I am working on an exercise for a statistics online course. I need to make a logistic multivariate regresssion in R using a dataset which contains 19 variables of which one is a predictor binary variable. I want to apply the bootstrap method and stepwise backward elimination to make a model that contains fewer variables and only variables that appear in at least 70% of the bootstrap models.
My code is here:
# Step 1: Multiple imputation using chained equations (MICE)
library(mice)
library(mitools)
Rubin_imp <- mice(Final_model_above_5, m = 40) # Generate 40 imputed datasets
# Combine the imputed datasets using Rubin's rules
imputed_data <- complete(Rubin_imp, "long", include = TRUE)
# Step 2: Bootstrap linear regression model with sandwich variance estimator
library(boot)
library(car)
# Set the seed for reproducibility
set.seed(12345)
# Define the formula for the regression model
formula <- eaten_within_3_months ~ .
# Create a variable occurrence counter
variable_counts <- rep(0, length(names(Final_model_above_5)))

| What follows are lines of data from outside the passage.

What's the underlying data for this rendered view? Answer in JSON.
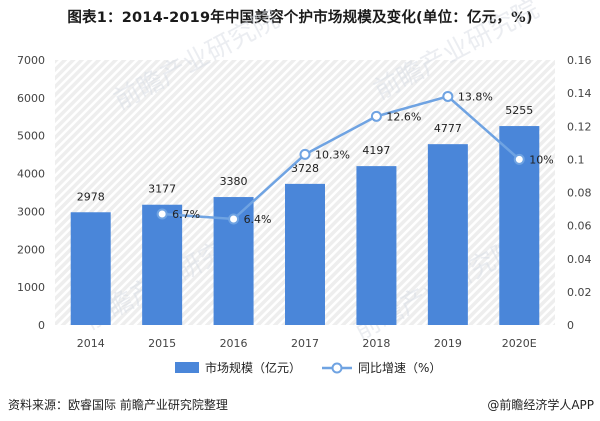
{
  "title": "图表1：2014-2019年中国美容个护市场规模及变化(单位：亿元，%)",
  "footer": {
    "source": "资料来源：欧睿国际  前瞻产业研究院整理",
    "brand": "@前瞻经济学人APP"
  },
  "watermark": "前瞻产业研究院",
  "colors": {
    "bar": "#4a86d9",
    "line": "#6fa3e2",
    "grid_bg": "#eeeeee",
    "stripe": "#ffffff"
  },
  "chart_data": {
    "type": "bar+line",
    "categories": [
      "2014",
      "2015",
      "2016",
      "2017",
      "2018",
      "2019",
      "2020E"
    ],
    "series": [
      {
        "name": "市场规模（亿元）",
        "type": "bar",
        "axis": "left",
        "values": [
          2978,
          3177,
          3380,
          3728,
          4197,
          4777,
          5255
        ],
        "labels": [
          "2978",
          "3177",
          "3380",
          "3728",
          "4197",
          "4777",
          "5255"
        ]
      },
      {
        "name": "同比增速（%）",
        "type": "line",
        "axis": "right",
        "values": [
          null,
          0.067,
          0.064,
          0.103,
          0.126,
          0.138,
          0.1
        ],
        "labels": [
          "",
          "6.7%",
          "6.4%",
          "10.3%",
          "12.6%",
          "13.8%",
          "10%"
        ]
      }
    ],
    "y_left": {
      "min": 0,
      "max": 7000,
      "ticks": [
        "0",
        "1000",
        "2000",
        "3000",
        "4000",
        "5000",
        "6000",
        "7000"
      ]
    },
    "y_right": {
      "min": 0,
      "max": 0.16,
      "ticks": [
        "0",
        "0.02",
        "0.04",
        "0.06",
        "0.08",
        "0.1",
        "0.12",
        "0.14",
        "0.16"
      ]
    },
    "legend": {
      "position": "bottom-center",
      "items": [
        "市场规模（亿元）",
        "同比增速（%）"
      ]
    }
  }
}
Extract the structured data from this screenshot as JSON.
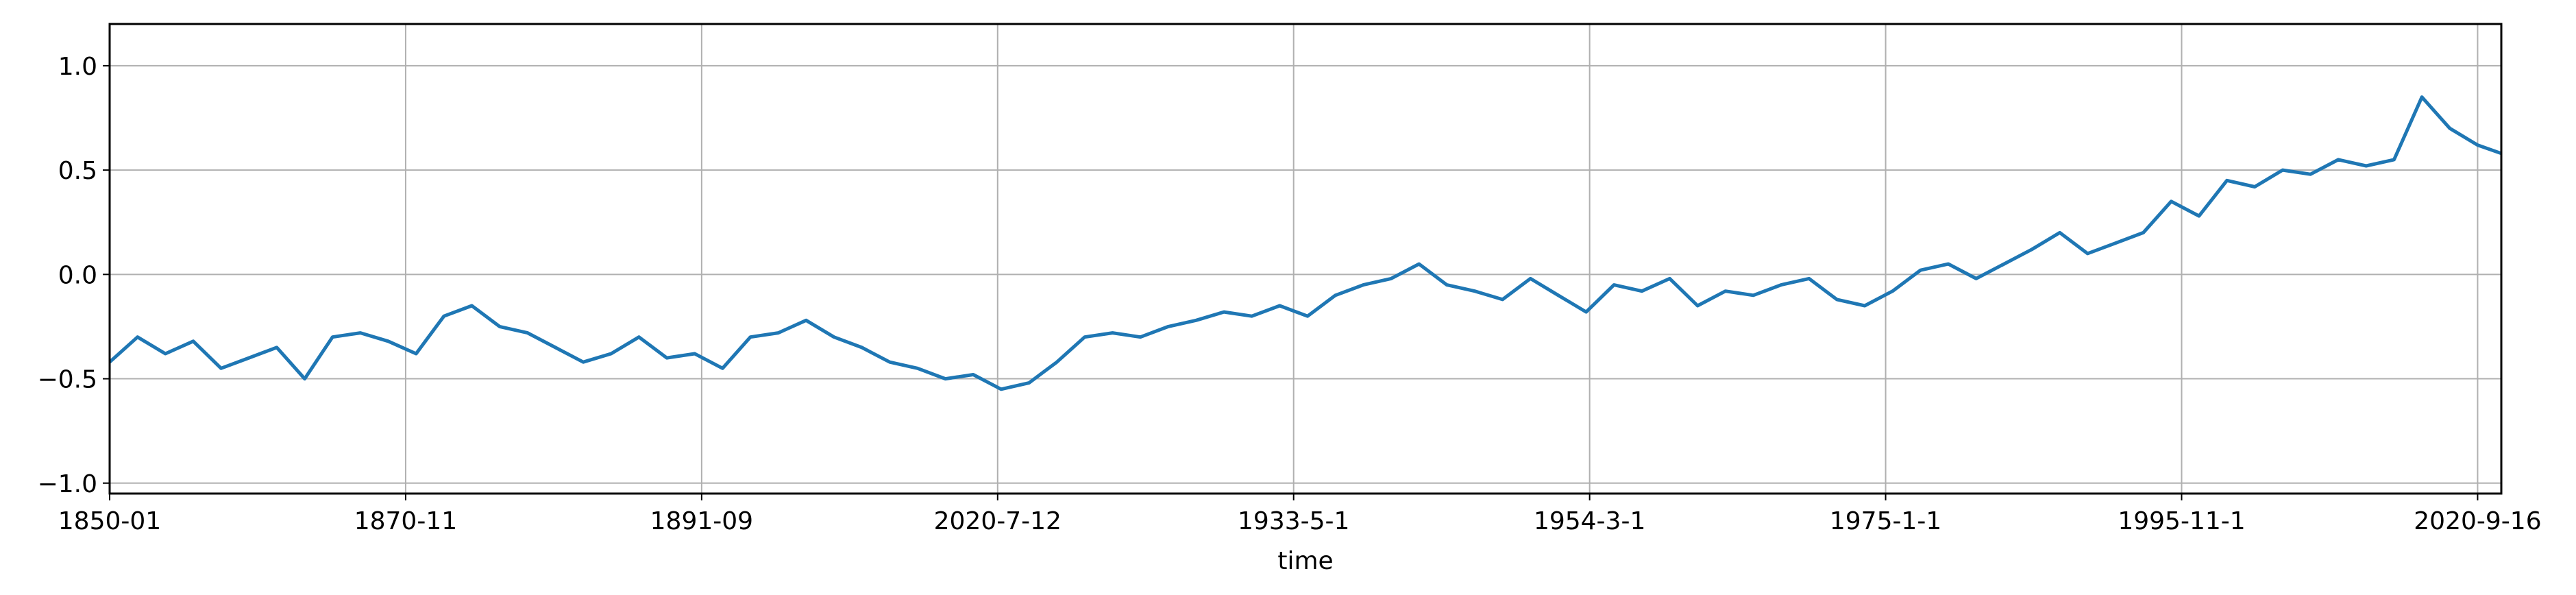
{
  "chart_data": {
    "type": "line",
    "title": "",
    "xlabel": "time",
    "ylabel": "",
    "grid": true,
    "legend": "none",
    "line_color": "#1f77b4",
    "xlim": [
      1850.0,
      2021.7
    ],
    "ylim": [
      -1.05,
      1.2
    ],
    "x_ticks": [
      {
        "value": 1850.0,
        "label": "1850-01"
      },
      {
        "value": 1871.25,
        "label": "1870-11"
      },
      {
        "value": 1892.5,
        "label": "1891-09"
      },
      {
        "value": 1913.75,
        "label": "2020-7-12"
      },
      {
        "value": 1935.0,
        "label": "1933-5-1"
      },
      {
        "value": 1956.25,
        "label": "1954-3-1"
      },
      {
        "value": 1977.5,
        "label": "1975-1-1"
      },
      {
        "value": 1998.75,
        "label": "1995-11-1"
      },
      {
        "value": 2020.0,
        "label": "2020-9-16"
      }
    ],
    "y_ticks": [
      {
        "value": -1.0,
        "label": "−1.0"
      },
      {
        "value": -0.5,
        "label": "−0.5"
      },
      {
        "value": 0.0,
        "label": "0.0"
      },
      {
        "value": 0.5,
        "label": "0.5"
      },
      {
        "value": 1.0,
        "label": "1.0"
      }
    ],
    "series": [
      {
        "x": [
          1850,
          1852,
          1854,
          1856,
          1858,
          1860,
          1862,
          1864,
          1866,
          1868,
          1870,
          1872,
          1874,
          1876,
          1878,
          1880,
          1882,
          1884,
          1886,
          1888,
          1890,
          1892,
          1894,
          1896,
          1898,
          1900,
          1902,
          1904,
          1906,
          1908,
          1910,
          1912,
          1914,
          1916,
          1918,
          1920,
          1922,
          1924,
          1926,
          1928,
          1930,
          1932,
          1934,
          1936,
          1938,
          1940,
          1942,
          1944,
          1946,
          1948,
          1950,
          1952,
          1954,
          1956,
          1958,
          1960,
          1962,
          1964,
          1966,
          1968,
          1970,
          1972,
          1974,
          1976,
          1978,
          1980,
          1982,
          1984,
          1986,
          1988,
          1990,
          1992,
          1994,
          1996,
          1998,
          2000,
          2002,
          2004,
          2006,
          2008,
          2010,
          2012,
          2014,
          2016,
          2018,
          2020,
          2021.7
        ],
        "y": [
          -0.42,
          -0.3,
          -0.38,
          -0.32,
          -0.45,
          -0.4,
          -0.35,
          -0.5,
          -0.3,
          -0.28,
          -0.32,
          -0.38,
          -0.2,
          -0.15,
          -0.25,
          -0.28,
          -0.35,
          -0.42,
          -0.38,
          -0.3,
          -0.4,
          -0.38,
          -0.45,
          -0.3,
          -0.28,
          -0.22,
          -0.3,
          -0.35,
          -0.42,
          -0.45,
          -0.5,
          -0.48,
          -0.55,
          -0.52,
          -0.42,
          -0.3,
          -0.28,
          -0.3,
          -0.25,
          -0.22,
          -0.18,
          -0.2,
          -0.15,
          -0.2,
          -0.1,
          -0.05,
          -0.02,
          0.05,
          -0.05,
          -0.08,
          -0.12,
          -0.02,
          -0.1,
          -0.18,
          -0.05,
          -0.08,
          -0.02,
          -0.15,
          -0.08,
          -0.1,
          -0.05,
          -0.02,
          -0.12,
          -0.15,
          -0.08,
          0.02,
          0.05,
          -0.02,
          0.05,
          0.12,
          0.2,
          0.1,
          0.15,
          0.2,
          0.35,
          0.28,
          0.45,
          0.42,
          0.5,
          0.48,
          0.55,
          0.52,
          0.55,
          0.85,
          0.7,
          0.62,
          0.58
        ]
      }
    ]
  }
}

# Define a function to perform the bootstrap regression, count variable occurrences, and track iteration number
bootstrap_regression <- function(data, indices) {
# Get the bootstrap sample
bootstrap_sample <- data[indices, ]
# Fit the regression model using backward selection
model <- stepAIC(glm(formula, data = bootstrap_sample, family = "binomial"),
direction = "backward",
scope = list(lower = ~1, upper = ~.))
# Count the occurrences of variables selected in the model
selected_variables <- names(coef(model))
variable_counts[selected_variables] <- variable_counts[selected_variables] + 1
# Return the model coefficients
return(coef(model))
}
# Perform bootstrap sampling and regression
boot_samples <- boot(imputed_data, bootstrap_regression, R = 10)

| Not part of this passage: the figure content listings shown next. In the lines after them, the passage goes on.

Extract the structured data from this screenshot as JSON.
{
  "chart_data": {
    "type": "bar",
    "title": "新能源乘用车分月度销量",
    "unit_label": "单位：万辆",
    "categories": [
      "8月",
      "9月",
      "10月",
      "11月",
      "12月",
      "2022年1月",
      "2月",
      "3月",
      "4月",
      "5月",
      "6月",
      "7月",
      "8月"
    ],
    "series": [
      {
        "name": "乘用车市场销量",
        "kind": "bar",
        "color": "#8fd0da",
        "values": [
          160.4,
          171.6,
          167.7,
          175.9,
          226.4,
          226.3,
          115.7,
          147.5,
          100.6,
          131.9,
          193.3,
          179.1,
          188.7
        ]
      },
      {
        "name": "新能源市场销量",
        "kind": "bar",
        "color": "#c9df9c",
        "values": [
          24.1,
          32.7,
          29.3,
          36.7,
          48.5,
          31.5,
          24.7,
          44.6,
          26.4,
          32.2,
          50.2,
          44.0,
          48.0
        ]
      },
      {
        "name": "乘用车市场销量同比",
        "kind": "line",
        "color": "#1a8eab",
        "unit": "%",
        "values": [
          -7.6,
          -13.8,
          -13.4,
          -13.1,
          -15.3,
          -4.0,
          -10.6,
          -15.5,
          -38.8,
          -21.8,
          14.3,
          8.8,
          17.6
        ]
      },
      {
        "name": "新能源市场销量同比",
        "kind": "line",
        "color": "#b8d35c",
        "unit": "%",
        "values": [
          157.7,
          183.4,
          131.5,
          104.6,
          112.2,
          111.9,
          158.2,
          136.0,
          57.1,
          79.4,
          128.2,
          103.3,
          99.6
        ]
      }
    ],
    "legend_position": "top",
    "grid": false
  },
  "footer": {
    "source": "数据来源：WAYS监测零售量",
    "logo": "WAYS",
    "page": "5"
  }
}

# Extract the model coefficients from the boot_samples object
coefficients_list <- boot_samples$t
# Print the results and variable occurrences
print(coefficients_list)
cat("\n")
# Step 3: Retain variables that appeared at least 70% of the time
n_boot <- 10 # Number of bootstrap samples
threshold <- n_boot * 0.7 # Minimum occurrence threshold (70% of the bootstraps)
# Get the variable names that appeared at least threshold times
selected_variables <- names(variable_counts[variable_counts >= threshold])
# Print the selected variables
cat("Selected Variables:", selected_variables, "\n")
BUT I keep getting an error saying:
Error in t.star[r, ] <- res[[r]] :
number of items to replace is not a multiple of replacement length
I am not sure what I am doing wrong but I would be grateful is anyone had a solution/ an easier way of doing this.